Sunday, April 18, 2010

Mark Jenkins & Jeanne d'Arc

Every time I drive around a certain rotary in Portland, this heroic golden lump of statuary, the stereotypical steed rearing up on its hind legs, guides me safely around its circumference.
I have been mildly curious to find out which Stumptown war hero had been memorialized in bronze—perhaps it was a young James Beard, or maybe a victorious Chuck Palahniuk—though never  curious enough to walk up to the base to read the inscription.

But the other day, in my quest for the rare, and unusual, and the new (to me) I picked up a 2008 copy of Juxtapoz magazine. In it was featured an artist by the name of Mark Jenkins who describes his outdoor art as "litter." By that he means that when he creates something, be it a Plastic Bag-Eating Giraffe made from packing tape, or a plastic baby pulling down a bus stop sign (Storker Project, left), he has no intention of ever getting the thing back, nor does he harbor any illusions about its permanence. 

Most of his works are gone in a few days or weeks. In an interview in the magazine, he has this to say about his work: " I like seeing them as litter ... especially the raw packing tape pieces like the babies, which are compositionally equivalent to the rest of the post-consumer plastic trash out there—wrappers, bags stuck in trees, etc. I like giving trash a new aesthetic."

So Jenkins's work got me thinking about the hulking golden steed in the roundabout which is everything that Jenkins's work is not: big, permanent, and serious. On a deliciously warm and golden Portland morning, I walked over to it to have a closer look.

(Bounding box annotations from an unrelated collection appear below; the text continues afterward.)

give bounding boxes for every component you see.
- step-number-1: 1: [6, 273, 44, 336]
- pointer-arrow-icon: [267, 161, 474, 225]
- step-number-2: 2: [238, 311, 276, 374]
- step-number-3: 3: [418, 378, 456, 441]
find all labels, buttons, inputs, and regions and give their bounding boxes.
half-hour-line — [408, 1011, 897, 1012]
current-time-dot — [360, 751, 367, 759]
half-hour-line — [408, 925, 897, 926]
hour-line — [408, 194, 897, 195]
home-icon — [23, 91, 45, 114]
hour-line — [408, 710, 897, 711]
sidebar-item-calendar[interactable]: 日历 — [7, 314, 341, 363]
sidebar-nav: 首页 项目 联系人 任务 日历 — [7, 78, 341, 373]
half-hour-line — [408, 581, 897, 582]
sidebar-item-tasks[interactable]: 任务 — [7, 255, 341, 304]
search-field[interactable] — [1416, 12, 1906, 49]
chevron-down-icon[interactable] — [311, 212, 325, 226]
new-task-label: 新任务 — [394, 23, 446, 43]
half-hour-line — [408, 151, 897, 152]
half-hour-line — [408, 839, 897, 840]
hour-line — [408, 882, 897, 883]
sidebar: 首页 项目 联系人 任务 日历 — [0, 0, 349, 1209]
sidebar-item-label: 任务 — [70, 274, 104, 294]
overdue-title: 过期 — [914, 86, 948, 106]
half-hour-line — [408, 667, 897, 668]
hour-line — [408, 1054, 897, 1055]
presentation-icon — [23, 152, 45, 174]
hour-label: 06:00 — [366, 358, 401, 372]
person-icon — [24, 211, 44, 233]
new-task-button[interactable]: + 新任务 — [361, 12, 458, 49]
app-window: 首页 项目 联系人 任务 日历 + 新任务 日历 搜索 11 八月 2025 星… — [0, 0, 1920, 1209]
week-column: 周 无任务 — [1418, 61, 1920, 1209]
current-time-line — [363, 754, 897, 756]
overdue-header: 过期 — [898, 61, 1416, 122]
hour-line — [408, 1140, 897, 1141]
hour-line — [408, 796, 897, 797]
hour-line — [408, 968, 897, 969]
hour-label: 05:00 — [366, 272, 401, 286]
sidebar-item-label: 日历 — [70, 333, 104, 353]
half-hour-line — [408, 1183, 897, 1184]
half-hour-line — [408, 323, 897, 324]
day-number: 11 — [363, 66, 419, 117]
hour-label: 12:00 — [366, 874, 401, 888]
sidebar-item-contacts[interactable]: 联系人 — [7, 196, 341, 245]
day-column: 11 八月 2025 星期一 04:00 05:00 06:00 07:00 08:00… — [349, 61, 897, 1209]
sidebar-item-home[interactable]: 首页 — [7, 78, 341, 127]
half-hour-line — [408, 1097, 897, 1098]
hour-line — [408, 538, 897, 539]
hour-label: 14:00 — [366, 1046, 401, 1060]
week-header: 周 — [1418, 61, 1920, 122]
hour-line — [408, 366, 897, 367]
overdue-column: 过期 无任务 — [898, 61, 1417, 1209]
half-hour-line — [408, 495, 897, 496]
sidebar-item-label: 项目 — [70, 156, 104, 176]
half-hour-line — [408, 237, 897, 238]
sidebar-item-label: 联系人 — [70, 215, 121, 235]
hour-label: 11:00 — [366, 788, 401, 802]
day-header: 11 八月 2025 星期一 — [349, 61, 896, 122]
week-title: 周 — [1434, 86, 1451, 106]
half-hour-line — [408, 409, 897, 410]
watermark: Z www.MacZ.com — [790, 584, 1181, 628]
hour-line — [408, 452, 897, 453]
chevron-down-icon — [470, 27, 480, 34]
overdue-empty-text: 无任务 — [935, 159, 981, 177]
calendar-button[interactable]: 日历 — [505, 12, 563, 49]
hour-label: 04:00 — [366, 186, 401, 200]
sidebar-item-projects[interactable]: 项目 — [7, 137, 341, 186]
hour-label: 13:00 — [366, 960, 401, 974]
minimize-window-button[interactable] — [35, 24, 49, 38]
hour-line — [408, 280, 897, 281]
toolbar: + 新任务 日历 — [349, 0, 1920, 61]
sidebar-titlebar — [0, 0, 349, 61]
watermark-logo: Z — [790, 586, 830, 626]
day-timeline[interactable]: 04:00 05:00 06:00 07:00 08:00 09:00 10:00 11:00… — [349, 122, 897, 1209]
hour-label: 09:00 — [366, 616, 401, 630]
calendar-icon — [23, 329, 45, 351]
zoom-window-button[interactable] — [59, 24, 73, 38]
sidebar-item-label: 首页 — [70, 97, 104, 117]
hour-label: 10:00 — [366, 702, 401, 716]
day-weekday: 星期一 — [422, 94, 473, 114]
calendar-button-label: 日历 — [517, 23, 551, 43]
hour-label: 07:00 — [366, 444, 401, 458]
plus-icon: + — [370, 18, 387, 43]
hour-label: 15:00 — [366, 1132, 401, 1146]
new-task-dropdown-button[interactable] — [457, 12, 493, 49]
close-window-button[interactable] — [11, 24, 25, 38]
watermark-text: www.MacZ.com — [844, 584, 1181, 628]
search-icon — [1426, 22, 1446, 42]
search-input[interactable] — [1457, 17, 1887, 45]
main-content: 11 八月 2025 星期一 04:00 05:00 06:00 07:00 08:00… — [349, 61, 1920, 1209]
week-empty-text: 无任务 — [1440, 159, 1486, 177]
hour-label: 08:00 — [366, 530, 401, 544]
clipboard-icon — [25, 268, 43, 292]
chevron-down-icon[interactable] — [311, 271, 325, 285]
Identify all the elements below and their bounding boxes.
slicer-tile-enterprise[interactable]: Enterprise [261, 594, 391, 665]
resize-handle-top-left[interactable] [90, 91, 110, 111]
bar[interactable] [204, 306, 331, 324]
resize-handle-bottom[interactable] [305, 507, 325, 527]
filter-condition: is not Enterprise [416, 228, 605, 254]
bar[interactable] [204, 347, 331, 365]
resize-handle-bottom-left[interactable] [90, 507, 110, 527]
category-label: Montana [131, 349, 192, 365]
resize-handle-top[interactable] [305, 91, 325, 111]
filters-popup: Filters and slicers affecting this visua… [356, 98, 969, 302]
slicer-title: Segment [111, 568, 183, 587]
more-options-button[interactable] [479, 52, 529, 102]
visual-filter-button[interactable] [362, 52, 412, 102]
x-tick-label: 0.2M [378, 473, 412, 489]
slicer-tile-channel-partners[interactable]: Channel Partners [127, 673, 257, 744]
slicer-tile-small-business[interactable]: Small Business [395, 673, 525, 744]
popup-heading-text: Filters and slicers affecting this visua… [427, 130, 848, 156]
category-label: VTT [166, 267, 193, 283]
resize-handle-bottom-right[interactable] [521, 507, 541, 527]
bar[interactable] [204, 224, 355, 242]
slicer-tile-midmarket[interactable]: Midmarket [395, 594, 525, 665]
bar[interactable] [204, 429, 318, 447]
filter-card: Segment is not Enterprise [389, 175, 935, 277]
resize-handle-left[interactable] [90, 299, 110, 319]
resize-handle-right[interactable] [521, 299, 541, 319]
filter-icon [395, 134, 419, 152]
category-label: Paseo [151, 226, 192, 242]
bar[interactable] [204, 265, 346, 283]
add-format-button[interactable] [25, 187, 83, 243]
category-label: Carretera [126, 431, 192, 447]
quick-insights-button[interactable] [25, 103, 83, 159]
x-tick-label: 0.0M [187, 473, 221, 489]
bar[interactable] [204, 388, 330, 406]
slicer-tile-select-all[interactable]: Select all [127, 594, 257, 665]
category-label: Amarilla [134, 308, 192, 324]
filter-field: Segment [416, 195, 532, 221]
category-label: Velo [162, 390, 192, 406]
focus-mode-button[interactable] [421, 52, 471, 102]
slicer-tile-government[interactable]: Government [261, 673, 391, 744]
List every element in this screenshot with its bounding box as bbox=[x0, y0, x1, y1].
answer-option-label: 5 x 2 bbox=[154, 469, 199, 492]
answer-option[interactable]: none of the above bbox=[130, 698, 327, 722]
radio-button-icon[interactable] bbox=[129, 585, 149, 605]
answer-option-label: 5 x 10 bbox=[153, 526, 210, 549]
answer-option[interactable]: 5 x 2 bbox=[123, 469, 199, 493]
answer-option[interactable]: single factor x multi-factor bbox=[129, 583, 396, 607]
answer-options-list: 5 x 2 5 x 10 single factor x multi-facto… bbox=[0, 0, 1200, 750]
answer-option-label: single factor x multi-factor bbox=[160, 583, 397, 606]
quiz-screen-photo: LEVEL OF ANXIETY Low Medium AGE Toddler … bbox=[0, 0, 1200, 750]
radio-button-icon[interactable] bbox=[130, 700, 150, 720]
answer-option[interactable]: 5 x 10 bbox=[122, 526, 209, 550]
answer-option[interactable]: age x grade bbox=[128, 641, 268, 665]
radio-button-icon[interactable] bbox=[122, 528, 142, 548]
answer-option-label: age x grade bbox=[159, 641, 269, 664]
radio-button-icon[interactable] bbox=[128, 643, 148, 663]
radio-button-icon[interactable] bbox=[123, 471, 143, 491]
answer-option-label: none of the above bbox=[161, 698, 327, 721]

I was surprised that it was neither Beard not Palahniuk but Joan of Arc, the maid of Orleans who single-handedly ended the Hundred Years' War by kicking the English's ass out of France. Now what Joan of Arc has to do with Portland, Oregon I have no idea—most likely nothing—but the thing's erection was donated by Doctor Some-BigEgo-or-other, a monument to the idea that nothing should ever change.